L’éthique et le courage doivent guider l’Union pour rejeter toute compromission. Les outils existent mais n’ont jamais été utilisés, comme la clause démocratique permettant de suspendre les accords bilatéraux en cas de violation des droits de l’homme. L’Union doit explorer de nouveaux instruments dissuasifs : gel en amont des avoirs des régimes corrompus ; initiatives sur les «biens mal acquis» ; «responsabilité démocratique» des entreprises, transparence des flux financiers…

Tournée vers l’Est, l’Union européenne doit rééquilibrer son attention vers le Sud ! L’idée relancée par le Parlement européen d’une Banque euroméditerranéenne d’investissement (comme la Berd pour l’Est) va dans ce sens. A condition que les financements, conséquents, ne servent pas à alimenter la chaîne de corruption mais dynamisent l’intégration de cette région sans laquelle un développement économique sera vain.

La transparence dans les relations contractuelles est indispensable. Le Parlement européen, doté du pouvoir de contrôle démocratique, pourrait s’assurer de l’utilisation éthique des fonds. Vigie de l’Union en matière de droits de l’homme, il doit servir plus que jamais d’aiguillon contre les dérives des partenaires extérieurs. L’Union devra nécessairement changer de regard : sortir de son optique sécuritaire et privilégier une vision à long terme d’un codéveloppement durable partagée avec le Sud.

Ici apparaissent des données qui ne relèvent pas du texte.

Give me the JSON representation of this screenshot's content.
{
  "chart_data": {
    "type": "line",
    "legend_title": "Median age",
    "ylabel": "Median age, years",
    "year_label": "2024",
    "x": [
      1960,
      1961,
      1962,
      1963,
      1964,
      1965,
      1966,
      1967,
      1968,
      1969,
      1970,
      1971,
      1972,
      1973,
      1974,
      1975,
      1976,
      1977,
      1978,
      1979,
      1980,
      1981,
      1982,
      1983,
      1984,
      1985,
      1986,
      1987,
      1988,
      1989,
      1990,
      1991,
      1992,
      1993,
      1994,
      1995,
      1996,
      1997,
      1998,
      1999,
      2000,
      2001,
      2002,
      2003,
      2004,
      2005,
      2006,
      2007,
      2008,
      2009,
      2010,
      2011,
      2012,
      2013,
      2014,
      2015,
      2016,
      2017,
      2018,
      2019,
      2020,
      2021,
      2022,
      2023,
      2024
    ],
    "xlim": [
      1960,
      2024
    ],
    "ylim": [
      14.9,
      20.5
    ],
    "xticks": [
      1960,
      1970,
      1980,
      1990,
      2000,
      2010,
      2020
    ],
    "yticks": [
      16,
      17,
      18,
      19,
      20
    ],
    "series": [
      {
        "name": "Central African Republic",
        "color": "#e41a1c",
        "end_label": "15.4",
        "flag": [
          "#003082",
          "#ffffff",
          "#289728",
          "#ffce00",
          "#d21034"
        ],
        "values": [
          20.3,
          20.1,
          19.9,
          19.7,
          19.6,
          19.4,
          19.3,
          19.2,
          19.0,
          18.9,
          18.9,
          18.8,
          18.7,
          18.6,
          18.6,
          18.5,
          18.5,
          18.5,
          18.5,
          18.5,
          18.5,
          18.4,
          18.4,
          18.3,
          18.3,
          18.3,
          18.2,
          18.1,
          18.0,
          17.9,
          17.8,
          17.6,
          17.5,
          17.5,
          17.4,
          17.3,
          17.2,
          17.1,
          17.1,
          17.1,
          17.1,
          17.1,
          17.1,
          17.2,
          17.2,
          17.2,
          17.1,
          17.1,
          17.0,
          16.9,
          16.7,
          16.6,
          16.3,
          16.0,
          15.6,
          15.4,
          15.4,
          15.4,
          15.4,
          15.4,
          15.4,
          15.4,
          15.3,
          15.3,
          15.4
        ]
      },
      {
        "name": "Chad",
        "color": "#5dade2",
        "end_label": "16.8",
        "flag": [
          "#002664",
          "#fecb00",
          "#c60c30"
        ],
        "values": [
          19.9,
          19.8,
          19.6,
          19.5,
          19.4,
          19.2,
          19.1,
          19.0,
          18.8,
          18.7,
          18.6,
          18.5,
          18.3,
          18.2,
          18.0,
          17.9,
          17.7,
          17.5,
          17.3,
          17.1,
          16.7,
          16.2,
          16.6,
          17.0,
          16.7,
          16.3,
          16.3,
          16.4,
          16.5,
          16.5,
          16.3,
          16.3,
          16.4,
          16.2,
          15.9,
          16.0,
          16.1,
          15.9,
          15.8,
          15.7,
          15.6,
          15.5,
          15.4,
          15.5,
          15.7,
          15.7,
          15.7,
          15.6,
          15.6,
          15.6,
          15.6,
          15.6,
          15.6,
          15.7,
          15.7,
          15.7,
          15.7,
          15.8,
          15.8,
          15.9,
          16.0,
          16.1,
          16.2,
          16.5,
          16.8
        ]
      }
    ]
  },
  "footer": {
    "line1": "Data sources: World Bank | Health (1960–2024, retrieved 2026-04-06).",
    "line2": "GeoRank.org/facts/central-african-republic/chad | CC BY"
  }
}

Les printemps méditerranéens prouvent que l’aspiration à la justice est universelle ; la démocratie, soluble aussi dans le Sud, n’est pas un virus qui contamine mais guérit des régimes autoritaires, maladie trop fréquente qui n’est pas une fatalité !

Ces révolutions doivent interpeller l’Europe sur ce qui se passe chez elle. Lucide et forte de sa devise «Unis dans la diversité», elle doit envisager différemment l’immigration méditerranéenne. Plutôt qu’un risque, que l’Union européenne tente obsessionnellement d’endiguer à tout prix, l’immigration n’est-elle pas un atout pour la démographie vieillissante et l’économie de l’Europe ? A l’heure où certains n’hésitent plus, dans une Europe où le populisme gagne du terrain, à proposer de repousser en pleine mer les harragas maghrébins, n’est-il pas temps de promouvoir véritablement les synergies avec les immigrés ?

Ces populations ont montré qu’elles ont «des citoyens», dotés d’un ardent désir de vie, de rêves, d’enthousiasme et de courage, et qui ne demandent que le respect de leur humanité pour vivre au même titre que d’autres dans cette grande cité qui nous rassemble.

Si l’Union européenne était sourde à cela, elle risquerait d’être le fossoyeur des valeurs qui la façonnent.